Banks that scrap short term special introductory rates on products for customers, while they position this as for the benefit of existing customers are not simply being altruistic. They are doing this because they know that by adopting a customer- rather than a product-centric approach to running their bank there can be a significant improvement in the long term profitability of their businesses.
Over the past few years there has been a significant price war in the 0% Balance Transfer (BT) credit card market. As one competitor has extended the length of the 0% interest period by one month the next has extended it a further month. Six months ago the market thought that no one would go further than a 28 month (2 years three months) period but it has now got to the point where Barclaycard is offering a 31 month interest free period. It could be argued that this is really good news for customers as fierce competition is driving better deals for consumers. However what is interesting to note is that the top three places in the BT card table are all being offered by one of the Big Four banks - Barclays, HSBC and Lloyds Banking Group. With their very large deposit and current account bases they have large amounts of low cost money to lend which they, it could be said, are using to keep other competitors out, particularly the smaller players who have to resort to the wholesale markets to fund these loans. By extending the periods so long it makes it too expensive for smaller players to compete.
But why are the big banks so keen to lend customers money apparently free for so long? There is of course an up front a fee based on a percentage of the balance being paid - in the case of Barclaycard it is 3.5% which is reduced to 2.99% by a refund (nothing like simplicity!). What this gives the banks offering these products is short term fees, which, with interest rates being so low, fee income is particularly important for short term profits. None of the banks that offers these products has a competitive APR (Annual Percentage Rate) for additional transactions. The banks also know that these are customers who do not pay off their credit cards every month otherwise they would not have got a balance to transfer in the first place. Until recent regulation came into place forcing banks to pay off the most expensive debt first (in this case the new transactions not the 0% balance) this was almost a licence for banks to make money as every payment customers made was used to pay off the 0% balance meaning every new tranaction that was rolled over the month end would continue to rack up high interest rate charges. Even with the change in legislation, whilst these cards are positioned as a way for customers to pay off their debts, the banks concerned are certainly hopeful that their customers will continue to use their credit cards accruing the bank interchange and other fees for every transaction as well as building a large balance for when the 0% interest rate expires.
The problem with BT customers is that they have had the nous to transfer the balance for a 0% period. This means that they are likely to be price conscious and therefore when the next good deal comes along or when their free period ends some of them are likely to be off again to the next bank or credit card company offering a good deal. Others are likely to rack up debts that they cannot afford and go into arrears. For a bank that is looking to develop long term mutually profitable relationships with its customers the majority of these are the wrong type of customers. These are not customers who are looking to or have the money to take out other products from the bank. Banks who offer these types of products are, on the whole, product-centric. Banks who the only credit card they offer is a Balance Transfer is not customer centric.

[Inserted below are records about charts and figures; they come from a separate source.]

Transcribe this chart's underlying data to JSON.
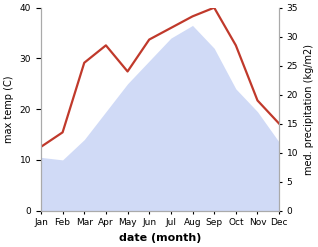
{
  "months": [
    "Jan",
    "Feb",
    "Mar",
    "Apr",
    "May",
    "Jun",
    "Jul",
    "Aug",
    "Sep",
    "Oct",
    "Nov",
    "Dec"
  ],
  "temp": [
    10.5,
    10.0,
    14.0,
    19.5,
    25.0,
    29.5,
    34.0,
    36.5,
    32.0,
    24.0,
    19.5,
    13.5
  ],
  "precip": [
    11.0,
    13.5,
    25.5,
    28.5,
    24.0,
    29.5,
    31.5,
    33.5,
    35.0,
    28.5,
    19.0,
    15.0
  ],
  "precip_color": "#c0392b",
  "temp_fill_color": "#c8d4f5",
  "temp_fill_alpha": 0.85,
  "xlabel": "date (month)",
  "ylabel_left": "max temp (C)",
  "ylabel_right": "med. precipitation (kg/m2)",
  "ylim_left": [
    0,
    40
  ],
  "ylim_right": [
    0,
    35
  ],
  "yticks_left": [
    0,
    10,
    20,
    30,
    40
  ],
  "yticks_right": [
    0,
    5,
    10,
    15,
    20,
    25,
    30,
    35
  ],
  "bg_color": "#ffffff",
  "spine_color": "#aaaaaa",
  "tick_label_size": 6.5,
  "axis_label_size": 7,
  "xlabel_size": 8,
  "precip_linewidth": 1.6
}
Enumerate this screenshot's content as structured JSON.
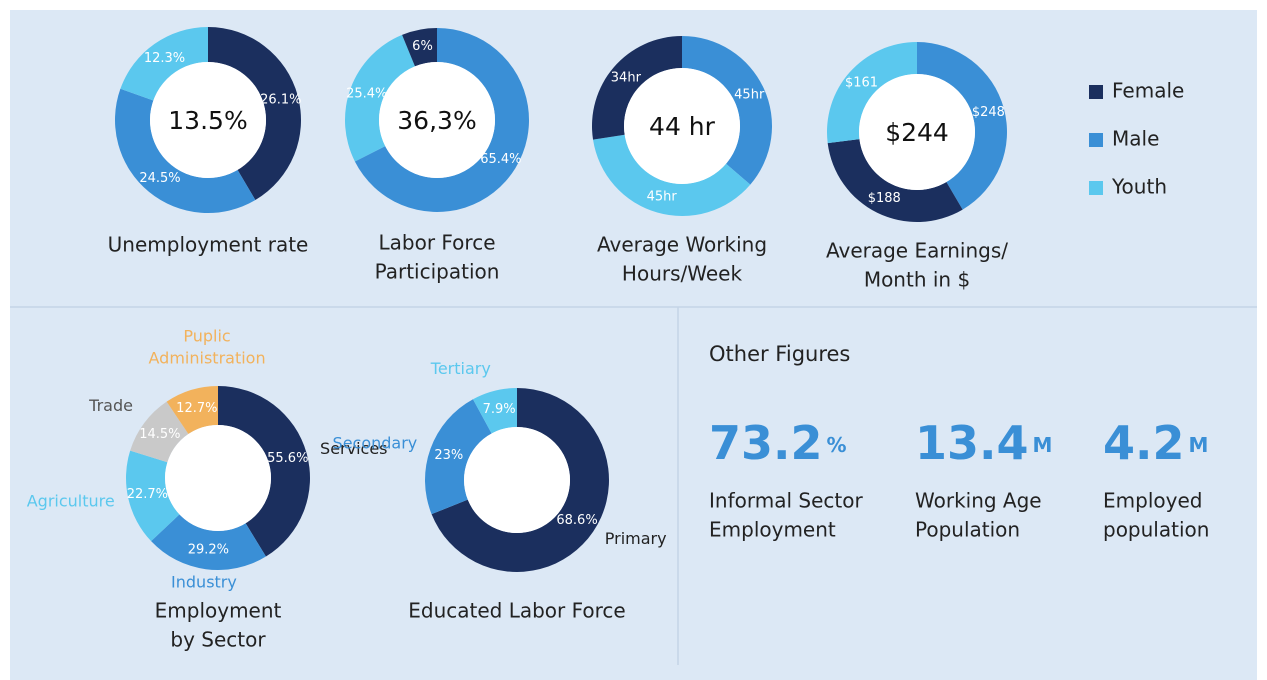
{
  "chart_data": [
    {
      "type": "donut",
      "title": [
        "Unemployment rate"
      ],
      "center_label": "13.5%",
      "values": [
        26.1,
        24.5,
        12.3
      ],
      "value_labels": [
        "26.1%",
        "24.5%",
        "12.3%"
      ],
      "colors": [
        "#1b2f5e",
        "#3a8fd6",
        "#5bc8ee"
      ]
    },
    {
      "type": "donut",
      "title": [
        "Labor Force",
        "Participation"
      ],
      "center_label": "36,3%",
      "values": [
        65.4,
        25.4,
        6
      ],
      "value_labels": [
        "65.4%",
        "25.4%",
        "6%"
      ],
      "colors": [
        "#3a8fd6",
        "#5bc8ee",
        "#1b2f5e"
      ]
    },
    {
      "type": "donut",
      "title": [
        "Average Working",
        "Hours/Week"
      ],
      "center_label": "44 hr",
      "values": [
        45,
        45,
        34
      ],
      "value_labels": [
        "45hr",
        "45hr",
        "34hr"
      ],
      "colors": [
        "#3a8fd6",
        "#5bc8ee",
        "#1b2f5e"
      ]
    },
    {
      "type": "donut",
      "title": [
        "Average Earnings/",
        "Month in $"
      ],
      "center_label": "$244",
      "values": [
        248,
        188,
        161
      ],
      "value_labels": [
        "$248",
        "$188",
        "$161"
      ],
      "colors": [
        "#3a8fd6",
        "#1b2f5e",
        "#5bc8ee"
      ]
    },
    {
      "type": "donut",
      "title": [
        "Employment",
        "by Sector"
      ],
      "categories": [
        "Services",
        "Industry",
        "Agriculture",
        "Trade",
        "Puplic Administration"
      ],
      "values": [
        55.6,
        29.2,
        22.7,
        14.5,
        12.7
      ],
      "value_labels": [
        "55.6%",
        "29.2%",
        "22.7%",
        "14.5%",
        "12.7%"
      ],
      "colors": [
        "#1b2f5e",
        "#3a8fd6",
        "#5bc8ee",
        "#c9c9c9",
        "#f2b25c"
      ]
    },
    {
      "type": "donut",
      "title": [
        "Educated Labor Force"
      ],
      "categories": [
        "Primary",
        "Secondary",
        "Tertiary"
      ],
      "values": [
        68.6,
        23,
        7.9
      ],
      "value_labels": [
        "68.6%",
        "23%",
        "7.9%"
      ],
      "colors": [
        "#1b2f5e",
        "#3a8fd6",
        "#5bc8ee"
      ]
    }
  ],
  "legend": [
    {
      "name": "Female",
      "color": "#1b2f5e"
    },
    {
      "name": "Male",
      "color": "#3a8fd6"
    },
    {
      "name": "Youth",
      "color": "#5bc8ee"
    }
  ],
  "other_figures": {
    "title": "Other Figures",
    "items": [
      {
        "value": "73.2",
        "unit": "%",
        "label": [
          "Informal Sector",
          "Employment"
        ]
      },
      {
        "value": "13.4",
        "unit": "M",
        "label": [
          "Working Age",
          "Population"
        ]
      },
      {
        "value": "4.2",
        "unit": "M",
        "label": [
          "Employed",
          "population"
        ]
      }
    ]
  }
}
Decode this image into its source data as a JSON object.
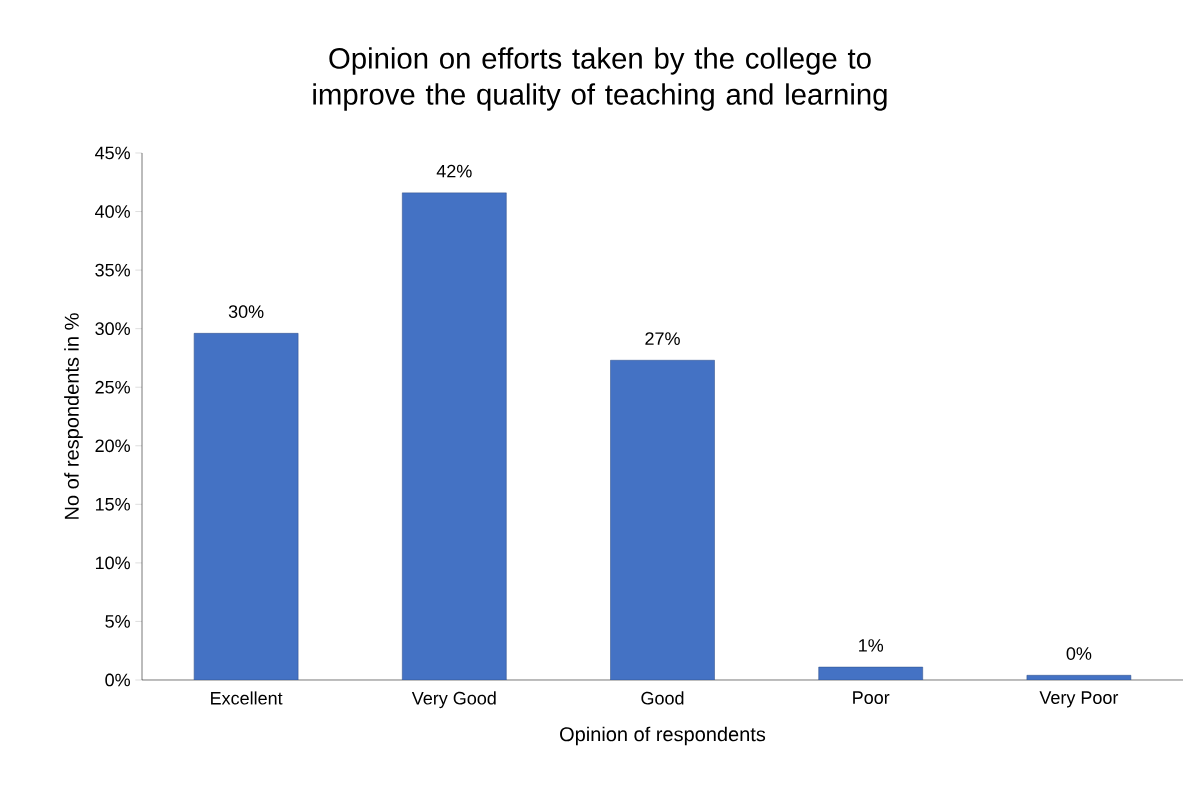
{
  "chart_data": {
    "type": "bar",
    "title": "Opinion on efforts taken by the college to improve the quality of teaching and learning",
    "xlabel": "Opinion of respondents",
    "ylabel": "No of respondents in %",
    "categories": [
      "Excellent",
      "Very Good",
      "Good",
      "Poor",
      "Very Poor"
    ],
    "values": [
      29.6,
      41.6,
      27.3,
      1.1,
      0.4
    ],
    "value_labels": [
      "30%",
      "42%",
      "27%",
      "1%",
      "0%"
    ],
    "color": "#4472c4",
    "ylim": [
      0,
      45
    ],
    "yticks": [
      {
        "value": 0,
        "label": "0%"
      },
      {
        "value": 5,
        "label": "5%"
      },
      {
        "value": 10,
        "label": "10%"
      },
      {
        "value": 15,
        "label": "15%"
      },
      {
        "value": 20,
        "label": "20%"
      },
      {
        "value": 25,
        "label": "25%"
      },
      {
        "value": 30,
        "label": "30%"
      },
      {
        "value": 35,
        "label": "35%"
      },
      {
        "value": 40,
        "label": "40%"
      },
      {
        "value": 45,
        "label": "45%"
      }
    ],
    "grid": false
  }
}
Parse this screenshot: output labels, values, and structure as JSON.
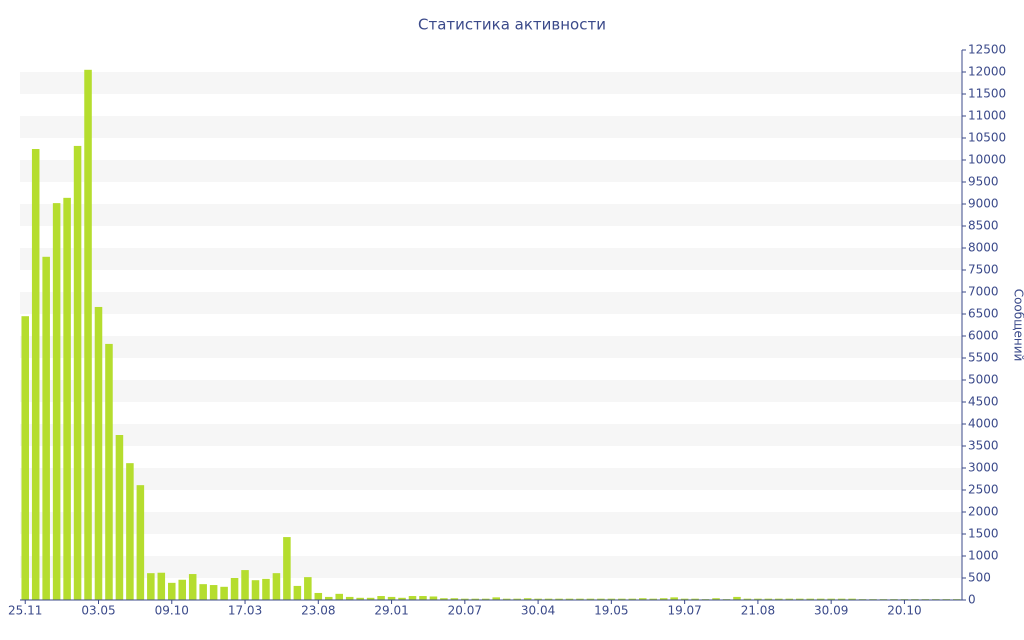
{
  "chart_data": {
    "type": "bar",
    "title": "Статистика активности",
    "y_axis_label": "Сообщений",
    "categories": [
      "25.11",
      null,
      null,
      null,
      null,
      null,
      null,
      "03.05",
      null,
      null,
      null,
      null,
      null,
      null,
      "09.10",
      null,
      null,
      null,
      null,
      null,
      null,
      "17.03",
      null,
      null,
      null,
      null,
      null,
      null,
      "23.08",
      null,
      null,
      null,
      null,
      null,
      null,
      "29.01",
      null,
      null,
      null,
      null,
      null,
      null,
      "20.07",
      null,
      null,
      null,
      null,
      null,
      null,
      "30.04",
      null,
      null,
      null,
      null,
      null,
      null,
      "19.05",
      null,
      null,
      null,
      null,
      null,
      null,
      "19.07",
      null,
      null,
      null,
      null,
      null,
      null,
      "21.08",
      null,
      null,
      null,
      null,
      null,
      null,
      "30.09",
      null,
      null,
      null,
      null,
      null,
      null,
      "20.10",
      null,
      null,
      null,
      null,
      null
    ],
    "values": [
      6450,
      10250,
      7800,
      9020,
      9140,
      10320,
      12050,
      6660,
      5820,
      3750,
      3110,
      2610,
      610,
      620,
      390,
      460,
      590,
      360,
      340,
      300,
      500,
      680,
      450,
      480,
      610,
      1430,
      320,
      520,
      160,
      70,
      140,
      70,
      50,
      50,
      90,
      70,
      50,
      90,
      90,
      80,
      40,
      40,
      30,
      30,
      30,
      60,
      30,
      30,
      40,
      30,
      30,
      30,
      30,
      30,
      30,
      30,
      30,
      30,
      30,
      40,
      30,
      40,
      60,
      30,
      30,
      20,
      40,
      20,
      70,
      30,
      30,
      30,
      30,
      30,
      30,
      30,
      30,
      30,
      30,
      30,
      20,
      20,
      20,
      20,
      20,
      20,
      20,
      20,
      20,
      20
    ],
    "color": "#b5dd2e",
    "ylim": [
      0,
      12500
    ],
    "yticks": [
      0,
      500,
      1000,
      1500,
      2000,
      2500,
      3000,
      3500,
      4000,
      4500,
      5000,
      5500,
      6000,
      6500,
      7000,
      7500,
      8000,
      8500,
      9000,
      9500,
      10000,
      10500,
      11000,
      11500,
      12000,
      12500
    ],
    "grid": true,
    "y_axis_side": "right"
  }
}
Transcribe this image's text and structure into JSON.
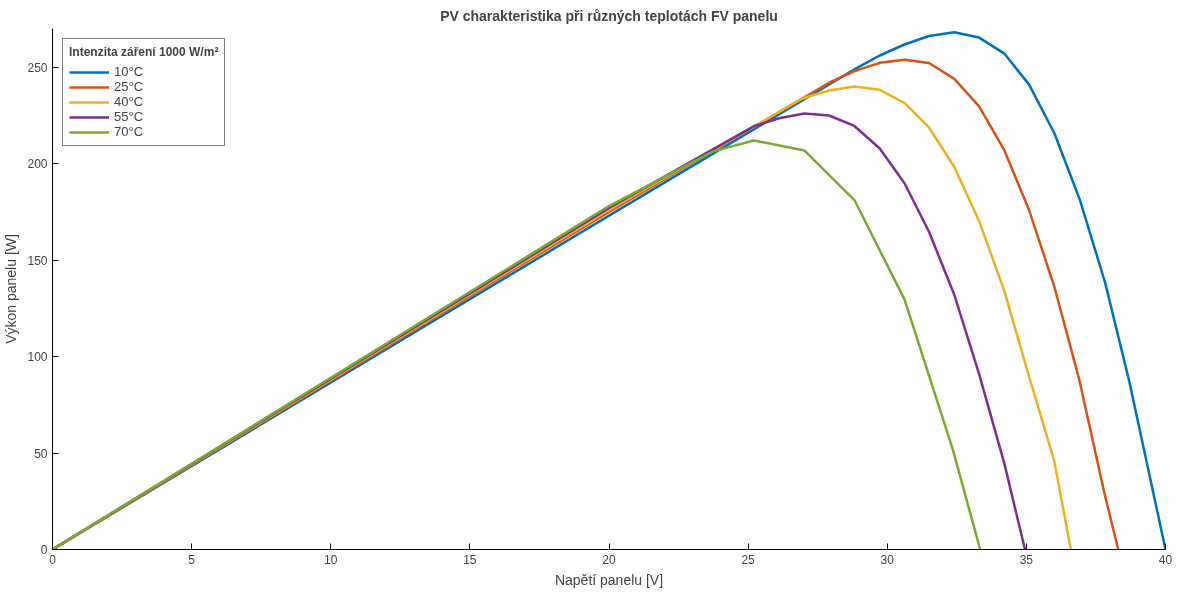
{
  "chart_data": {
    "type": "line",
    "title": "PV charakteristika při různých teplotách FV panelu",
    "xlabel": "Napětí panelu [V]",
    "ylabel": "Výkon panelu [W]",
    "legend_title": "Intenzita záření 1000 W/m²",
    "legend": "top left",
    "grid": false,
    "line_style": "solid",
    "xlim": [
      0,
      40
    ],
    "ylim": [
      0,
      270
    ],
    "xticks": [
      0,
      5,
      10,
      15,
      20,
      25,
      30,
      35,
      40
    ],
    "yticks": [
      0,
      50,
      100,
      150,
      200,
      250
    ],
    "series": [
      {
        "name": "10°C",
        "color": "#0072bd",
        "x": [
          0,
          20,
          27.91,
          28.82,
          29.73,
          30.62,
          31.5,
          32.41,
          33.3,
          34.21,
          35.1,
          36.01,
          36.92,
          37.83,
          38.7,
          40.0
        ],
        "values": [
          0,
          173,
          241,
          248.8,
          256,
          261.7,
          266.1,
          268.1,
          265.3,
          257,
          240.9,
          215.6,
          181.3,
          138.3,
          87,
          0
        ]
      },
      {
        "name": "25°C",
        "color": "#d95319",
        "x": [
          0,
          20,
          27.91,
          28.82,
          29.73,
          30.62,
          31.5,
          32.41,
          33.3,
          34.21,
          35.1,
          36.01,
          36.9,
          37.8,
          38.3
        ],
        "values": [
          0,
          175,
          241.9,
          247.9,
          252.2,
          253.8,
          252.1,
          243.9,
          229.6,
          206.8,
          175.8,
          135.9,
          88,
          29.5,
          0
        ]
      },
      {
        "name": "40°C",
        "color": "#edb120",
        "x": [
          0,
          20,
          26.99,
          27.91,
          28.82,
          29.73,
          30.62,
          31.5,
          32.41,
          33.3,
          34.21,
          35.1,
          36.0,
          36.6
        ],
        "values": [
          0,
          176,
          234,
          237.9,
          239.9,
          238.2,
          231.4,
          218.7,
          198.2,
          170.2,
          133.9,
          89.5,
          46,
          0
        ]
      },
      {
        "name": "55°C",
        "color": "#7e2f8e",
        "x": [
          0,
          20,
          25.23,
          26.11,
          27.02,
          27.91,
          28.82,
          29.73,
          30.62,
          31.5,
          32.41,
          33.3,
          34.2,
          34.95
        ],
        "values": [
          0,
          177,
          219.5,
          223.5,
          225.9,
          224.9,
          219.5,
          207.8,
          189.8,
          164.7,
          132,
          91,
          45,
          0
        ]
      },
      {
        "name": "70°C",
        "color": "#77ac30",
        "x": [
          0,
          20,
          23.74,
          25.2,
          27.02,
          28.82,
          30.62,
          32.36,
          33.34
        ],
        "values": [
          0,
          178,
          206.3,
          212,
          206.8,
          181.1,
          129.6,
          51.6,
          0
        ]
      }
    ]
  }
}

Moving onto the removal of teaser rates from savings products. The primary reason banks offer short term attractive rates is to build volumes of deposits in order to be able to lend the money out to other customers in the form of a loan or mortgage. It is also a way of raising the brand of the bank by getting it into the best price tables, on the first screen of the aggregator websites such as Moneysupermarket.com and getting it mentioned by Money Savings Expert Martin Lewis. However being successful at doing this can have at least two downsides. Firstly the bank can end up with more low or no margin deposits than it has the demand to lend which leads to losses and secondly it attracts price sensitive customers aka, price tarts. The problem with price tarts, as the name implies, is that as soon as the introductory rate expires they will be off taking their money and giving it to the next bank that has decided to get offer a teaser rate. Just like the with Balance Transfer Card these are not the types of customers that a long term profitable bank should be built upon. With both product strategies it is a case of quantity being sacrificed for quality and taking a product perspective over a customer one.
However it would be wrong to think that there are no downsides to a strategy that strictly adheres to the principle that existing customers should never be disadvantaged over new customers. In 2001 Nationwide Building Society, under the previous CEO, introduced a policy that all its mortgage offers would be made available to both new and existing customers. It resulted in retaining a higher proportion of its mortgage customers than other banks but with significantly impacted profitability. Nationwide has moved away from that purist implementation to a more pragmatic approach. It doesn't seek to be in the top of the price tables for its products but rather it seeks out customers that are looking for a long term relationship with the building society as its Save to Buy offering for first time buyers illustrates. The result has been a very significant growth in profitable business.
Ross McEwen sees the turnaround of RBSG as taking at least another five years. The announcements of the changes to the retail product strategy will potentially have a negative short term effect for the retail bank, but in terms of moving RBSG towards being a customer centred bank these are sensible steps as long as the shareholders and other interested parties have the patience to see them through. What he has recognised is that 0% cards and teaser rates have no role to play in a customer centric bank.